Quem há de tirar a razão de Dona Emília? Em que livro está escrito, qual a lei criada pelos homens que regula o direito de uma pessoa morar para sempre num só lugar? O progresso, e só o progresso, tem dessas coisas. Perverso por um lado, necessário por outro. E, se em mãos e governos que não respeitam os outros, vai servir como mote de injustiças sem fim. Não foi o caso. Dona Emília foi ouvida, teve direito a réplica e tréplica. E quando os homens e mulheres da Santo Antônio Energia viram que não teria jeito, arrumaram um: deslocaram a casa dela alguns metros, o necessário para tirá-la da área de risco. A árvore continuaria ali, a rede onde se deitava, o umbral seria outro, de madeira mais nova. Mas Dona Emilia exigiu: queria a madeira velha de sua casa velha no jardim. Assim foi feito.

Fui encontrá-la numa tarde quente, quando fiz a reportagem sobre os reassentados da Santo Antônio. Perguntei se ela estava feliz e a resposta veio clara:

— Estou não, minha filha. Mas, que jeito?

Pois é, que jeito? No livro “Cidade Febril” (Ed. Companhia das Letras, de 1996), o autor Sidney Chalhoub conta a triste história do fim de um dos cortiços mais famosos do Rio de Janeiro, o Cabeça de Porco. Foi em 1893 e os moradores – os dados variam, entre 400 e duas mil pessoas – tinham recebido apenas três dias antes o aviso de que teriam que sair dali. Houve resistência, emprego de força armada e, no final, o prefeito Barata Ribeiro parece que concedeu aos ex-moradores a possibilidade de levarem consigo as madeiras que lhes restaram. Foi assim, garantem os historiadores, que nasceu o primeiro morro, ali atrás, para onde os sem-teto correram a construir barracos com as madeiras.

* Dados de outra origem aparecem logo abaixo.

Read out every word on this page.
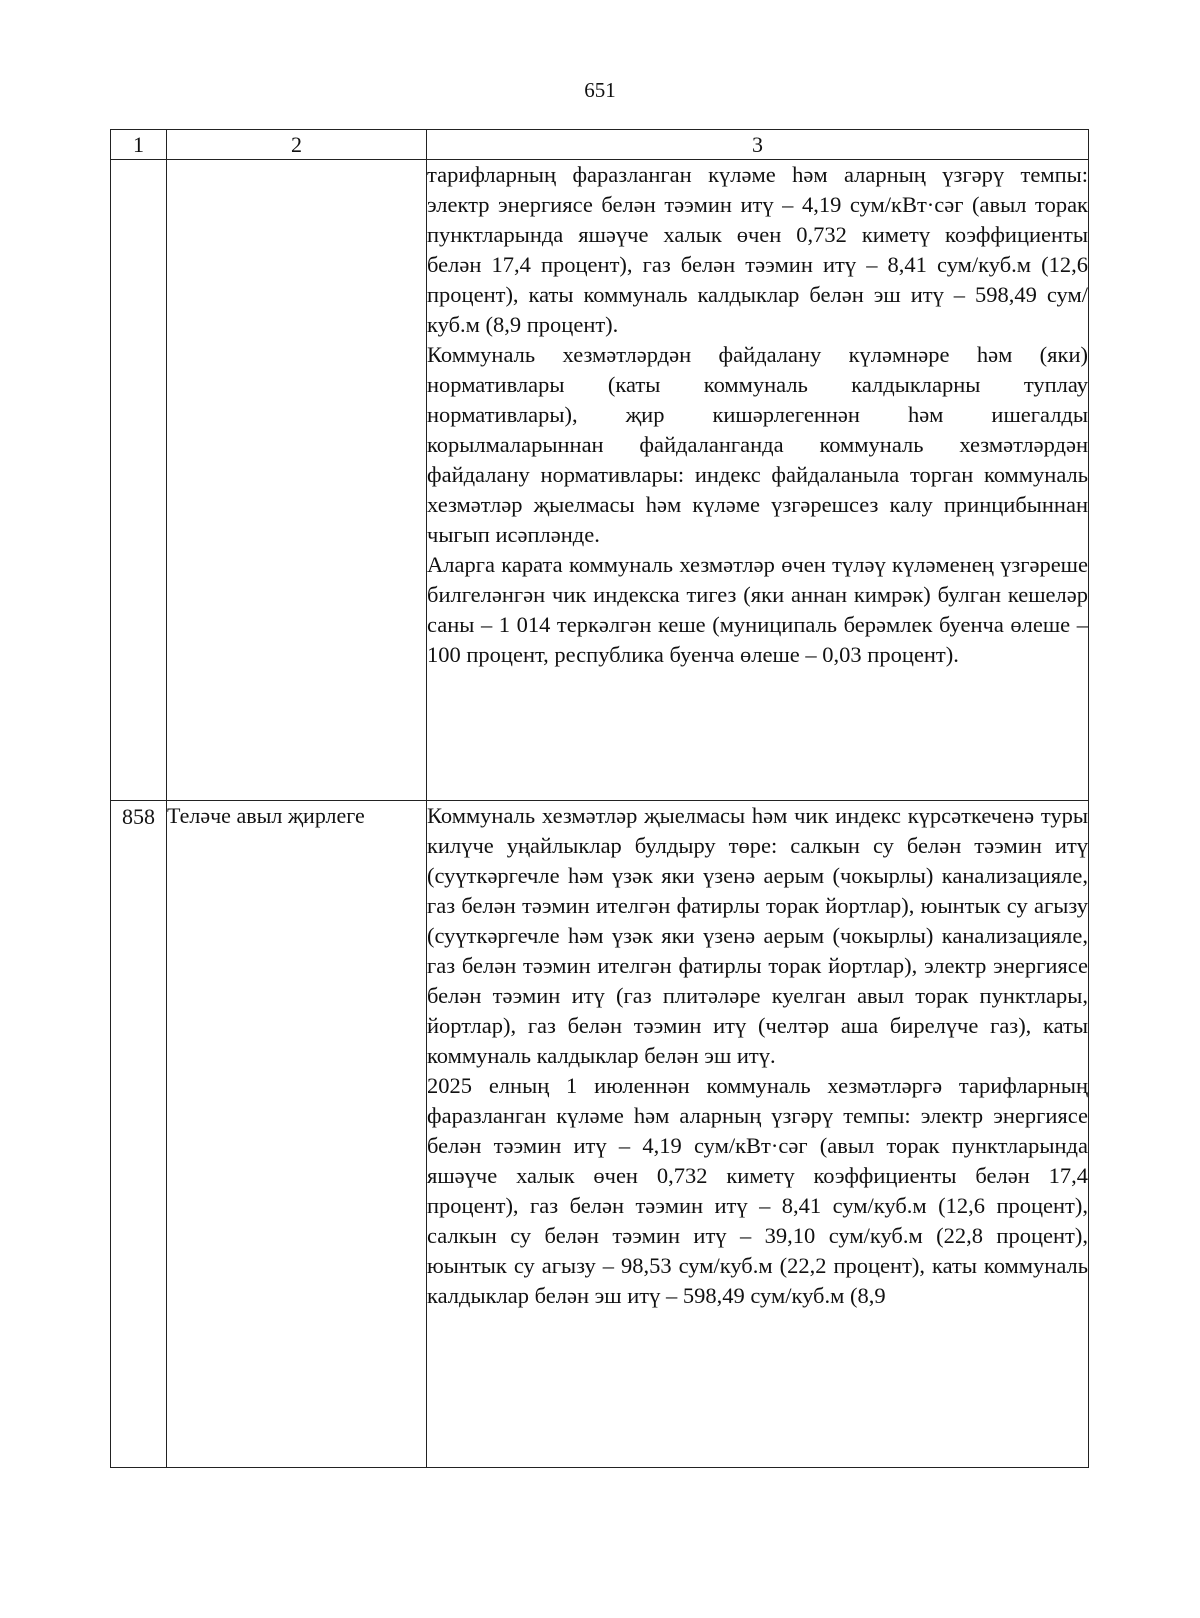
651
1	2	3

		тарифларның фаразланган күләме һәм аларның үзгәрү темпы: электр энергиясе белән тәэмин итү – 4,19 сум/кВт·сәг (авыл торак пунктларында яшәүче халык өчен 0,732 киметү коэффициенты белән 17,4 процент), газ белән тәэмин итү – 8,41 сум/куб.м (12,6 процент), каты коммуналь калдыклар белән эш итү – 598,49 сум/куб.м (8,9 процент).

Коммуналь хезмәтләрдән файдалану күләмнәре һәм (яки) нормативлары (каты коммуналь калдыкларны туплау нормативлары), җир кишәрлегеннән һәм ишегалды корылмаларыннан файдаланганда коммуналь хезмәтләрдән файдалану нормативлары: индекс файдаланыла торган коммуналь хезмәтләр җыелмасы һәм күләме үзгәрешсез калу принцибыннан чыгып исәпләнде.

Аларга карата коммуналь хезмәтләр өчен түләү күләменең үзгәреше билгеләнгән чик индекска тигез (яки аннан кимрәк) булган кешеләр саны – 1 014 теркәлгән кеше (муниципаль берәмлек буенча өлеше – 100 процент, республика буенча өлеше – 0,03 процент).

858	Теләче авыл җирлеге	Коммуналь хезмәтләр җыелмасы һәм чик индекс күрсәткеченә туры килүче уңайлыклар булдыру төре: салкын су белән тәэмин итү (суүткәргечле һәм үзәк яки үзенә аерым (чокырлы) канализацияле, газ белән тәэмин ителгән фатирлы торак йортлар), юынтык су агызу (суүткәргечле һәм үзәк яки үзенә аерым (чокырлы) канализацияле, газ белән тәэмин ителгән фатирлы торак йортлар), электр энергиясе белән тәэмин итү (газ плитәләре куелган авыл торак пунктлары, йортлар), газ белән тәэмин итү (челтәр аша бирелүче газ), каты коммуналь калдыклар белән эш итү.

2025 елның 1 июленнән коммуналь хезмәтләргә тарифларның фаразланган күләме һәм аларның үзгәрү темпы: электр энергиясе белән тәэмин итү – 4,19 сум/кВт·сәг (авыл торак пунктларында яшәүче халык өчен 0,732 киметү коэффициенты белән 17,4 процент), газ белән тәэмин итү – 8,41 сум/куб.м (12,6 процент), салкын су белән тәэмин итү – 39,10 сум/куб.м (22,8 процент), юынтык су агызу – 98,53 сум/куб.м (22,2 процент), каты коммуналь калдыклар белән эш итү – 598,49 сум/куб.м (8,9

Barata Ribeiro, segundo Chalhoub, acobertado pelo poderoso Floriano Peixoto, teria – ah, quem garante? – o desejo de fazer uma limpa naquela parte da  cidade que havia sido habitada por moradores pobres, muitos ex-escravos, pessoas consideradas perigosas para o resto da sociedade não só por seus hábitos barulhentos e desordeiros como porque “passaram a representar perigo de contágio no sentido literal mesmo… porque as habitações coletivas seriam focos de irradiação de epidemias, além de, naturalmente, terrenos férteis para a propagação de vícios de todos os tipos”.

O único link possível entre os moradores de Porto Velho e esses, dos cortiços, é claro que é o fato de estarem no caminho do progresso. Felizmente hoje temos  a Declaração dos Direitos Humanos  (texto escrito a muitas mãos depois da II Guerra) que nos afasta de atitudes  tão radicais quanto a do prefeito Barata Ribeiro. E vivemos também numa sociedade mais sensível, que não permitiria nunca fazer escárnio com a desgraça dos desabrigados quanto, na época, foi feito pela imprensa local. No livro de Chalhoub há a reprodução de uns versinhos publicados no jornal “Gazeta”, exaltando a atitude do prefeito,  que são de revoltar o estômago. Vou poupar os leitores…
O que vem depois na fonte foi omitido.